She grunted. "Pig. Pig-pig. Don't eat all the apples."
The king paused mid-apple, then ate the rest of it. "I hear you put Cap'n Eddie to the doctor. You're an ornament to the nation, you."
"Nnngnghhh."
"'Lock her up', they'd say, 'put her in the zoo', they'd say, but naw - 'bring back the biff!' sez me. You ever want a job, right, I'll make you my bodyguard. You can roll on enemies to the throne, it'd be just spiffy."
Gudrun continued reading about bears who ate small golden-haired children and were not prosecuted. (Fratley had had to change the entire ending of that story about the sweet princess who has an ill-fitting shoe, just to include more cannibalism. His daughter enjoyed things that ate other things whole and alive. She was looking into it as a sideline.) "Hnnhkkhh/nggghgh./"
"Look, how about I give you a list of people I want sat on, just between you'n me, hush-hush? Nobody would know, we'd just say a passing hippo fell on 'em. I bet it'd look like a passing hippo fell on 'em."
Before Gudrun could commit regicide, Iron-Tail Fratley wandered into the room, still smelling faintly and embarrassing like soap: it was washing-day. (Only he could maintain dignity with suds still on his claws. He looked staunch pinning sheets up. This is a rare talent.) "Your Majesty! What are you - "
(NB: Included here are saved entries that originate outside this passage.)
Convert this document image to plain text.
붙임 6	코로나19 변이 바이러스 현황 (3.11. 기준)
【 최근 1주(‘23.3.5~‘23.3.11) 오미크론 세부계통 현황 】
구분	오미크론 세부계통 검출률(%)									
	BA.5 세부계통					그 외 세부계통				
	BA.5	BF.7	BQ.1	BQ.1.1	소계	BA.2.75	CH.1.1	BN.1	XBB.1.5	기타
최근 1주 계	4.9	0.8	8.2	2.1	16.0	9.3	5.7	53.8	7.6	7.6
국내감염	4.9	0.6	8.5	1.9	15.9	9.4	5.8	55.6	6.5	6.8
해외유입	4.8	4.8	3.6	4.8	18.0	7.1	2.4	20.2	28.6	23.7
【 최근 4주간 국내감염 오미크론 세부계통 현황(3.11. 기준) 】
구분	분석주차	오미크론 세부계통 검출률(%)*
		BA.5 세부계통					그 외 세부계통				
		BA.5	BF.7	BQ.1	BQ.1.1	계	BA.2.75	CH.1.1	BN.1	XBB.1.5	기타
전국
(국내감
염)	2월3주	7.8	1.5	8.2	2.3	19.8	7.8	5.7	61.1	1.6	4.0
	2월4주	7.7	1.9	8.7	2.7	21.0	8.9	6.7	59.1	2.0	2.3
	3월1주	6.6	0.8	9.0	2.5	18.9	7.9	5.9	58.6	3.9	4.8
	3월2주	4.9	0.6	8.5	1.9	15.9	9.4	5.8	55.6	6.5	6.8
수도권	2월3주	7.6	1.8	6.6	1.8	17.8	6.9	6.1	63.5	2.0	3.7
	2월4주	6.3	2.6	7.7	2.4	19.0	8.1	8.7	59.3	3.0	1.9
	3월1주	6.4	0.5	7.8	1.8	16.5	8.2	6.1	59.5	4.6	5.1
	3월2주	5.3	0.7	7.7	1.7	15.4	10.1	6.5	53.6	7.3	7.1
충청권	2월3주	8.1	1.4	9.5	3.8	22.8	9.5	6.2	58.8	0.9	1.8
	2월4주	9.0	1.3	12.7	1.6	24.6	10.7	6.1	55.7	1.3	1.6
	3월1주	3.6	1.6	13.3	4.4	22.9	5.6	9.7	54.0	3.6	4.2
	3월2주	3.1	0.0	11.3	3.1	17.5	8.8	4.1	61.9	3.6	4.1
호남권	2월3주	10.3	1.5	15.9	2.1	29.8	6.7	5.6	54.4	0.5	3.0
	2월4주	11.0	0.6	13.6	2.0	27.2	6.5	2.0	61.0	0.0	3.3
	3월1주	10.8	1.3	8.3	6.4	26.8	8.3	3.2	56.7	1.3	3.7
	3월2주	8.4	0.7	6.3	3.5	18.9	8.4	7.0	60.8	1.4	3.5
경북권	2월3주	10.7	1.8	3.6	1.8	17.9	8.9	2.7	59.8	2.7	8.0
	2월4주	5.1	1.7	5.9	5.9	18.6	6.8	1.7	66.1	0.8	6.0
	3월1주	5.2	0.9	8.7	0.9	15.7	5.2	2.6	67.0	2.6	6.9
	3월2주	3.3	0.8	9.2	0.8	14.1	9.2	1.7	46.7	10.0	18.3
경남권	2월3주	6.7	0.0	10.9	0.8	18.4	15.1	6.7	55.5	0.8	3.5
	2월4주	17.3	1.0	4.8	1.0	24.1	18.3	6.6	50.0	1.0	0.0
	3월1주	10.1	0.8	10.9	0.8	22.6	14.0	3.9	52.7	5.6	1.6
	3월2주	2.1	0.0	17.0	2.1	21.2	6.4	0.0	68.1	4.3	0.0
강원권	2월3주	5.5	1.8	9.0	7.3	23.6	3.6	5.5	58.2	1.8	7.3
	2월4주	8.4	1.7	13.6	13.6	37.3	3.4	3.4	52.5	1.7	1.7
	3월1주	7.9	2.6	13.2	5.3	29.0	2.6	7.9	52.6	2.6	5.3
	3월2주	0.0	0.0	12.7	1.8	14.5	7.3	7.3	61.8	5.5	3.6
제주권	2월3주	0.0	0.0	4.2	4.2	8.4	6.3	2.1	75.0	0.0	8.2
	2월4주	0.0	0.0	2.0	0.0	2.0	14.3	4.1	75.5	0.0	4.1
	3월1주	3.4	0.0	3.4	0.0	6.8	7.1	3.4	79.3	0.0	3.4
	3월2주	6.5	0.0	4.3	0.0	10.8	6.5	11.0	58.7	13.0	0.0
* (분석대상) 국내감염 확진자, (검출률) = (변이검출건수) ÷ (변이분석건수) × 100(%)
"Hustle, hustle," the king answered, slightly incomprehensibly. "You'll spare me an hour or ten of your time, won't you, Frats? Something's cropped up. You and I had better take care of it, I don't trust the other useless gimpy bastards in my cabinet." ("Swearing is not clever," Fratley said, mainly at his daughter.) "You're with me, right? Totally? What, what? Your bleedin' laundry? Easy solution, marry the bimbo down the street, she'll do it. There have to be half a dozen bimbos down the street who'll do it even without marrying you. If you get my drift."
The dragoon pointedly did not get his drift. "Well, I mean - of course, my King. I am your devoted servant. But you'll need to just let me find a babysitter."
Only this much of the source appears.